Many pastors and church leaders spend a lot of time insulating themselves from interruption. The bigger the organization, the higher your leadership position, the less interruptible you need to be, right? After all, you cannot get things done with people constantly talking to you about their life, asking you for input and trying to get noticed.
Today’s leadership landscape calls for maximum efficiency and minimal interruption. But is that Biblical? We know the leadership landscape, but what is our leadership precedent? Even a quick study of the ministry and life of Jesus reveals a leader who was constantly and consistently interrupted.
By people showing up with needs, completely fixed on their own life.
By the crippled and the sick, from rooftops to city streets.
By women in the midst of sin, on the fringes of religion and culture.
By children who have nothing to give, but everything to gain.
By arrogant men, blinded by their pompous religiosity.
Jesus was interrupted by the very people you would think that He would be better off avoiding. He wasted a lot of time in our modern-day leadership economy on people with very little return on investment. As church leaders, we go out of our way to hire people to filter or intersect these unwelcome and unnecessary distractions.

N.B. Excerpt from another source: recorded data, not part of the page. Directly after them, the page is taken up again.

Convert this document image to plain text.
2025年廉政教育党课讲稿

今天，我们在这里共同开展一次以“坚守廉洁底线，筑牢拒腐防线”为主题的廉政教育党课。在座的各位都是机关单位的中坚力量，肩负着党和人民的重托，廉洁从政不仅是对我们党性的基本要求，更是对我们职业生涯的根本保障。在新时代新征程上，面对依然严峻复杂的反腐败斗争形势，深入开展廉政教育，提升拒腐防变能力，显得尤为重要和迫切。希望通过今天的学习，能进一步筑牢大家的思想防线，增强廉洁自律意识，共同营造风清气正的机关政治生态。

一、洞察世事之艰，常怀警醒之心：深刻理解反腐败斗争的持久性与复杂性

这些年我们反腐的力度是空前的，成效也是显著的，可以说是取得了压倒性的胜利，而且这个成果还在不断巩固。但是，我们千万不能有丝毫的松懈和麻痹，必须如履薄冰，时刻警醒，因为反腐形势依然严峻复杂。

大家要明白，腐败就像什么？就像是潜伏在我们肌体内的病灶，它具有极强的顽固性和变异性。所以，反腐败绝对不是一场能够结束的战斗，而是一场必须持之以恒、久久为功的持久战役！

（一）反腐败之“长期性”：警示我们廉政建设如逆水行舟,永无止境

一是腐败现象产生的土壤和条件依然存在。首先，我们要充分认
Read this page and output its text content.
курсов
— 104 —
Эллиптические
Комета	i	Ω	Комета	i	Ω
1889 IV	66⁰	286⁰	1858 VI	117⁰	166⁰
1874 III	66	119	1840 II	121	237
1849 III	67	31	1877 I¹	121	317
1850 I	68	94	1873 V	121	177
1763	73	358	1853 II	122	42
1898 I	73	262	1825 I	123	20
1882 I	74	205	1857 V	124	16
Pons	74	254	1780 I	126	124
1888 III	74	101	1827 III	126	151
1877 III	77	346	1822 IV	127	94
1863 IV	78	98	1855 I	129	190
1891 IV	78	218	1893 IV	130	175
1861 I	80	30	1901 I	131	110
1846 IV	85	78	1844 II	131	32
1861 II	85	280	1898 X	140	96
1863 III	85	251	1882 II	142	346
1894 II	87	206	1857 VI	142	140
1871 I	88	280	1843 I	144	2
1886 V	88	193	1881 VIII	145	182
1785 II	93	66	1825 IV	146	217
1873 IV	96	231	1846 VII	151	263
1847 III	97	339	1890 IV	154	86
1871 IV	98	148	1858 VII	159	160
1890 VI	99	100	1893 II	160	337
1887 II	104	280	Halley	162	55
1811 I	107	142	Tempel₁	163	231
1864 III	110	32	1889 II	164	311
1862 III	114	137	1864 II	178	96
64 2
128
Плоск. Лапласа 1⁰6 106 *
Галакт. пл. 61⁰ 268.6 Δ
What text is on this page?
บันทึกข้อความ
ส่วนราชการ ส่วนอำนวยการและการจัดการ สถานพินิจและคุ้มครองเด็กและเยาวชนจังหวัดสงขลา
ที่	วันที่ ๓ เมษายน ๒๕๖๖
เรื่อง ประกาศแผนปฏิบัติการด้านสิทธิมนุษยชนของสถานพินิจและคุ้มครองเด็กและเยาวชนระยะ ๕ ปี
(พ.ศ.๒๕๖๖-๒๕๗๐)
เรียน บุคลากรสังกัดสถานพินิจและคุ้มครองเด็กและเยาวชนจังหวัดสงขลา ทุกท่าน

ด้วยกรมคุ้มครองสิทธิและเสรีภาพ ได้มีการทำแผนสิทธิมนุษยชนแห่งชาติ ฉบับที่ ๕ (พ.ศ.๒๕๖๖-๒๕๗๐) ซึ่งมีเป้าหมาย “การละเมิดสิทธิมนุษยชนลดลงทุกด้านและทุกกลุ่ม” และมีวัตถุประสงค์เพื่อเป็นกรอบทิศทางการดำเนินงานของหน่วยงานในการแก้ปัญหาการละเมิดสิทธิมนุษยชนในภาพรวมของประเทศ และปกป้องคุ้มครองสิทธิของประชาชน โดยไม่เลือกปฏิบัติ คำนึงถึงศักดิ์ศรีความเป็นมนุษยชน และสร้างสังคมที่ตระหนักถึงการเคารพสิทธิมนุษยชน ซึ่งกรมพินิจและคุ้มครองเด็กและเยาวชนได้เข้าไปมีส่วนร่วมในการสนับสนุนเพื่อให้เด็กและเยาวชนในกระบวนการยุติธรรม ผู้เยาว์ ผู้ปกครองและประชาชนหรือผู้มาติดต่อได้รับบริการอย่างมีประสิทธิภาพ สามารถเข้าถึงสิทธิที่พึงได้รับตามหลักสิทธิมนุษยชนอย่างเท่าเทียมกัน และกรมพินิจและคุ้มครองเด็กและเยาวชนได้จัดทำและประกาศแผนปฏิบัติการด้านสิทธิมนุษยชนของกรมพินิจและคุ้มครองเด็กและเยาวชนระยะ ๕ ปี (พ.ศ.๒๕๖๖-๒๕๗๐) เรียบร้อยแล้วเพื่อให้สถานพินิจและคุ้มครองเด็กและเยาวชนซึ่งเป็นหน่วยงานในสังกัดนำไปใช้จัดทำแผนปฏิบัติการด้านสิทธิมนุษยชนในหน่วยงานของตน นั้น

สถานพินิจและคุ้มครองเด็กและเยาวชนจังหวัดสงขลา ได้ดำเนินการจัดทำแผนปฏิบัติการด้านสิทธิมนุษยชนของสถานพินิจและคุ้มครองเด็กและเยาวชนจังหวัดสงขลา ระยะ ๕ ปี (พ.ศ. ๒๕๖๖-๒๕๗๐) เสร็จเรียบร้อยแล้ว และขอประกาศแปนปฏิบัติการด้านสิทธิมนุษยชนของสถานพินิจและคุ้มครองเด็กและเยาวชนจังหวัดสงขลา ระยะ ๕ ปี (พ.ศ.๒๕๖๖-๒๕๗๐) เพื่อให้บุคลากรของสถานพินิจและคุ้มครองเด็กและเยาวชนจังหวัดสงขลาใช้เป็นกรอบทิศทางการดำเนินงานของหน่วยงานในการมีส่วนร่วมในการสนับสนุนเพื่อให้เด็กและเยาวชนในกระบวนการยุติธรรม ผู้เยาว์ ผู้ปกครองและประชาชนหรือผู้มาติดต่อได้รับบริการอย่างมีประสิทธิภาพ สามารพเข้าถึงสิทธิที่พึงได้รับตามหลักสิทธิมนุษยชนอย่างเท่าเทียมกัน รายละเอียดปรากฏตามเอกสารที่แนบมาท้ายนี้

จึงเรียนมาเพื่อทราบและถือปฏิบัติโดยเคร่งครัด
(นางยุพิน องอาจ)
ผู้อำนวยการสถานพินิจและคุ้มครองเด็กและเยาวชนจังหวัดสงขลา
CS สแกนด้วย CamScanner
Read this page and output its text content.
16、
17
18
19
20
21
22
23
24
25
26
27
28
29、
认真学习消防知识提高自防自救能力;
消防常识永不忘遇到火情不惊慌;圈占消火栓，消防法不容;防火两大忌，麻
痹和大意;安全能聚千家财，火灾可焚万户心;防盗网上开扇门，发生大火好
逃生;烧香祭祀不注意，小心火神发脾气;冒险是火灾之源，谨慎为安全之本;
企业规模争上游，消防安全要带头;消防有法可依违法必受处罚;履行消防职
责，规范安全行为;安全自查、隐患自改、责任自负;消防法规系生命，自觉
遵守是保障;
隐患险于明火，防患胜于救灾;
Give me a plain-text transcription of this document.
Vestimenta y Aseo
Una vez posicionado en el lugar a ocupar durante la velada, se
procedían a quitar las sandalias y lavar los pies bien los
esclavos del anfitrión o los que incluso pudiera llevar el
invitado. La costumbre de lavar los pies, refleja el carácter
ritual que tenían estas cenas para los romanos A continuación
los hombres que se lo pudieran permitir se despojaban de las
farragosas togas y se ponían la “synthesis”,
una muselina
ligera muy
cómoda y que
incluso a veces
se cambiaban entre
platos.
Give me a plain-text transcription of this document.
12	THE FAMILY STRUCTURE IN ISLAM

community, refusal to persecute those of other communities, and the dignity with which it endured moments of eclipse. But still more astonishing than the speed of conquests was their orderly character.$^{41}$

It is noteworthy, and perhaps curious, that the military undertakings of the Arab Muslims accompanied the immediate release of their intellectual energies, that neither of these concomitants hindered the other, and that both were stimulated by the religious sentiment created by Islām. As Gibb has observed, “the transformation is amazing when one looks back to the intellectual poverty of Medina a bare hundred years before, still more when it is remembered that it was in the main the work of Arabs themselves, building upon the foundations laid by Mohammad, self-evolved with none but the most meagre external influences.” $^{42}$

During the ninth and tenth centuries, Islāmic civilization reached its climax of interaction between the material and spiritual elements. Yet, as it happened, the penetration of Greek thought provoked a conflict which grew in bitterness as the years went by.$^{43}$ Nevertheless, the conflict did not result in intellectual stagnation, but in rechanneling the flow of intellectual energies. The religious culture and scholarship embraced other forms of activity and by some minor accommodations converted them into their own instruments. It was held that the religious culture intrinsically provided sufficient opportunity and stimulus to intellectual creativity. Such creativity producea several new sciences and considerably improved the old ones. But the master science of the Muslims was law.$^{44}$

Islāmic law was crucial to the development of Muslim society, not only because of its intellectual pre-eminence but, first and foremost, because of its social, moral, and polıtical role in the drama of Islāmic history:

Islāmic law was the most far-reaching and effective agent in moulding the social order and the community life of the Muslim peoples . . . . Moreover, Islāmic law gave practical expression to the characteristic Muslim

So, what if the most needy, the hurting… those who cannot do for themselves, what if they are really supposed to have access to the leaders, the visionaries… those who can draw the greatness of God out of them?
What if regular, unpredictable interruptions will cause us to be more rigorous with our uninterrupted time?
I believe this is why Jesus rose to pray before anyone else was awake. He knew the value of His time with God was measured by the people impacted as a result. The return on investment is not what people will do or give, but who they are.
Are you disciplined with your time, so you can be positioned for divine interruption? It may be worth more than you will ever know.